A group of researchers at the University of Manchester studies whipworm, and tried hatching whipworm eggs in vitro. Initially, they found that the eggs hatched only if there was some material from the host animal’s gut present. Using a microscope, they found that the ends of the eggs that were ready to hatch were covered in bacteria (here treated so that they glow green).

Some further experimentation showed that most of the inhabitants of the animal gut worked to trigger egg hatching, and that direct contact between the egg and the bacteria was absolutely necessary for hatching. But what is the nature of the interaction between bacteria and egg? Intestinal Bacteria produce a variety of protein structures that allow them to stick to their hosts’ cells.
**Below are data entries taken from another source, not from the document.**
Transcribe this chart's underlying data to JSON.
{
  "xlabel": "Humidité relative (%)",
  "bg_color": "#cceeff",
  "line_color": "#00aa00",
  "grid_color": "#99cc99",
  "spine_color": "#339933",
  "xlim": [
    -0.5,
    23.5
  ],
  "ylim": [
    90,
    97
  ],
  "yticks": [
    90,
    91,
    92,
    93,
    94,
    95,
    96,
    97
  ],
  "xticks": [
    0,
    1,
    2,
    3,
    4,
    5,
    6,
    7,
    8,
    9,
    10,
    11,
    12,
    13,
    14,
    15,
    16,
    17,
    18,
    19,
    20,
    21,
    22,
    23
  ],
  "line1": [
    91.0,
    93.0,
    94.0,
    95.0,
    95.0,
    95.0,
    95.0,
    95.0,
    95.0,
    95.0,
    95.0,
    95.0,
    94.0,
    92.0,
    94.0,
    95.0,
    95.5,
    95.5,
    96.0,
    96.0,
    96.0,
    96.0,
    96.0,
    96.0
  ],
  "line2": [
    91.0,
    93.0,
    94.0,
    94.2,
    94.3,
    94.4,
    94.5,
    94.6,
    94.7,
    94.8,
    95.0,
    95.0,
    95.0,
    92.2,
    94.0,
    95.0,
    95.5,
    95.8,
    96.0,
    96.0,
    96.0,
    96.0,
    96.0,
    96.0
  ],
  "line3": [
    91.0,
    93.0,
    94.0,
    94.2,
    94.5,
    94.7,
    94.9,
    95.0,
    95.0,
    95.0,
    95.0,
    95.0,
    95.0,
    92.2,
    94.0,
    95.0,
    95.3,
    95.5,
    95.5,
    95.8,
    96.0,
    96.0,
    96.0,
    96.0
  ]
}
The “fimbriae,” or fringes, are little filaments of protein with extra-sticky proteins at their ends:

Bacterial cells that couldn’t make fimbriae, or those that had their fimbriae covered up, were both incapable of triggering egg hatching. So, that’s the bacterial side of the interaction; the worm’s egg side remains a little hazy, but the researchers guess that there is a receptor on the egg that is triggered by the fimbrial protein.


One cool aspect of this study is that they were able to show that this relationship has real-world significance. The researchers used mice, and treated them with strong antibiotics to remove most of the bacteria from their guts. After two days of this treatment, the mice were infected with whipworm eggs. After 18 days, they had about a third as many intestinal parasites as their siblings who had not been given antibiotics. That’s the good news; the bad news is that they have a rather extreme immune response to the worms, probably on account of not having enough bacteria in their guts. And of course, if worms do become established, they further regulate the immune system.


Hygiene is good—nobody argues for a return to the bad old days, in which pretty much everybody had multiple infections and suffered the harm they caused. But allergies and autoimmune diseases are bad. Hopefully, we will eventually understand the complicated evolutionary ménage a trois of ourselves, our bacteria, and our worms, and we can reach an equilibrium without worms or dust allergies.


K. S. Hayes, A. J. Bancroft, M. Goldrick, C. Portsmouth, I. S. Roberts, and R. K. Grencis (2010). Exploitation of the Intestinal Microflora by the Parasitic Nematode Trichuris muris. Science 328:1391-1394.